The significance of Mr. Bingham’s remarks in 1866 lies in his reference to the term “natural-born citizen” as being found “in the language of [the] Constitution itself….” (Emphasis added). Faithful P&E readers, take note: the only place in the Constitution where the term “natural-born Citizen” is found is Art. 2, § 1, Cl. 5, the presidential Eligibility Clause. The term appears nowhere else in that founding document. It is therefore abundantly clear that Mr. Bingham was referring to the term the Founders had included as the Eligibility Clause restricting the presidency exclusively to a “natural-born Citizen.”
The import and significance of Bingham’s words – as opposed to the ruminations of the CRS and former Solicitors General – are clear: he understood and acknowledged that, insofar as a proposed amendment to the Constitution guaranteeing the enforceable rights of citizenship to all persons born or naturalized in the United States was concerned, the subset of the society who were born here to “parents owing allegiance to no other sovereignty” were “natural born Citizens.” While others were “native-born” citizens, they were not natural born citizens, yet all would be covered by the terms of the proposed amendment.
Moreover, while the views of individual congressmen as to what a particular law – including constitutional amendments – means carries less weight in evaluating the history or intent of the law, the rule is different when the congressman expressing those views is the author and sponsor of the law. See, e.g., Federal Energy Administration v. Algonquin SNG, Inc. (statements by sponsors as to the intent of a proposed law deserve to be “accorded substantial weight in interpreting the law.”)

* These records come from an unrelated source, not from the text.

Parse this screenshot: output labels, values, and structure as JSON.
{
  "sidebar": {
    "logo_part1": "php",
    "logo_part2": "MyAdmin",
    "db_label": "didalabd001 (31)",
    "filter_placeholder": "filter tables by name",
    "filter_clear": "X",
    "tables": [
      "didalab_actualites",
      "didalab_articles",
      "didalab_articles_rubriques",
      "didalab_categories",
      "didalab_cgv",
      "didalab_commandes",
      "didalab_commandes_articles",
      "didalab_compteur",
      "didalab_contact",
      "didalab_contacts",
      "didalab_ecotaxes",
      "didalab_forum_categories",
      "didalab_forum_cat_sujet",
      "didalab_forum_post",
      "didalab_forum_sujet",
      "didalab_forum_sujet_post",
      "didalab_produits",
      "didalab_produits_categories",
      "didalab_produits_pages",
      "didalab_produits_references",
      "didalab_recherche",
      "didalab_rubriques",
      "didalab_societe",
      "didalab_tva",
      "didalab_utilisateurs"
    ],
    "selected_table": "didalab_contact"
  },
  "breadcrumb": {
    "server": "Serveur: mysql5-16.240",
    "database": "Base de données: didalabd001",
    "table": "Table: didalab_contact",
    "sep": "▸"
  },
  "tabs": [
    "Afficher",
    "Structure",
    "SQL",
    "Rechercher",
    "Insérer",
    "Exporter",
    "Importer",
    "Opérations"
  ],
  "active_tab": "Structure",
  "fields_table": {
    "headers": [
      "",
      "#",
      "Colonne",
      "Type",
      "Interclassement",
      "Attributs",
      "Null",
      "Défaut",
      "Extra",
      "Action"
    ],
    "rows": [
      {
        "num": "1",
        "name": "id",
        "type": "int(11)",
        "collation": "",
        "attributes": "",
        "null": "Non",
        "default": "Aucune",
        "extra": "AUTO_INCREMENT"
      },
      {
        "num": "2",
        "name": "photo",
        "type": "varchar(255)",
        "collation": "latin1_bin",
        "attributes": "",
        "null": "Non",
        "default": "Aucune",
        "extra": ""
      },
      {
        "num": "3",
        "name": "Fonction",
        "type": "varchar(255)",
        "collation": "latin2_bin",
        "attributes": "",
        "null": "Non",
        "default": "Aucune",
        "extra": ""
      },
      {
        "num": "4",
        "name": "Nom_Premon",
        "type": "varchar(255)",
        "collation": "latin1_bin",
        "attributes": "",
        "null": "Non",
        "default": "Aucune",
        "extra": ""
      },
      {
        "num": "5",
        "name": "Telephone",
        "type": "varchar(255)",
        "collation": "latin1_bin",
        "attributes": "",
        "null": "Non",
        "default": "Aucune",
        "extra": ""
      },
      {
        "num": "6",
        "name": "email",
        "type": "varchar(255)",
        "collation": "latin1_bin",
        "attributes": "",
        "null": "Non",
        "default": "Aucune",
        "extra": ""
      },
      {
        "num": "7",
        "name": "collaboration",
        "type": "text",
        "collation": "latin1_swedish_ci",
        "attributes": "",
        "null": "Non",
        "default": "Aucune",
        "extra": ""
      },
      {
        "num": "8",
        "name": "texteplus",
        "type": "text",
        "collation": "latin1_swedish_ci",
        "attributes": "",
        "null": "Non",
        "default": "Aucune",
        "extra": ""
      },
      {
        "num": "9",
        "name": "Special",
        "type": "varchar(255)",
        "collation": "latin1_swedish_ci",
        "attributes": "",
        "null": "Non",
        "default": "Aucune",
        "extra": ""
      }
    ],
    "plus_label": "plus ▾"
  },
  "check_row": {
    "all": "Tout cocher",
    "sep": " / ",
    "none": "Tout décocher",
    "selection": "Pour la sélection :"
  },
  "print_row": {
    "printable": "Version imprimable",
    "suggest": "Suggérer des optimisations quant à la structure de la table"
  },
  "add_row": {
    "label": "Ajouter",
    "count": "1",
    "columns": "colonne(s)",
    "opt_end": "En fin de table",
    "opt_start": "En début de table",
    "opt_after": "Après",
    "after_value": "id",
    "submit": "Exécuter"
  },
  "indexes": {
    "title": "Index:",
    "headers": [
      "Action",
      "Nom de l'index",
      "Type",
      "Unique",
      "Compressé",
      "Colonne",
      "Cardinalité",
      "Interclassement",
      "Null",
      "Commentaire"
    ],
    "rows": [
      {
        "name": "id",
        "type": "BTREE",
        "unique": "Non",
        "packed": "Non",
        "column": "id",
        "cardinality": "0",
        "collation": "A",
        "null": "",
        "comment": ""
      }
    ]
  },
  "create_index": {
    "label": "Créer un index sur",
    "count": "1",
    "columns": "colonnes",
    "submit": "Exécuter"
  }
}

Accordingly, Senator Toomey’s letter provides no support for the proposition that a “citizen” who may be the product of naturalization via the 14th Amendment is the equivalent of a “natural born Citizen” for eligibility purposes. Thus, his conclusion that Kamala Devi Harris is eligible to serve as Vice-President is, respectfully, in error.
Finally, as a third (and, mercifully, last) point of this post, the recipient of the Toomey letter, Jeffrey Harrison, may wish to take Sen. Toomey up on his offer to contact him in the event that he needed additional assistance. The additional assistance needed: a request that Sen. Toomey read your humble servant’s post – including the embedded links – and respond to Mr. Harrison with an explanation of why, in the Senator’s view, KDH remains eligible to serve as Vice-President, and hopefully, without ipse dixit reasoning.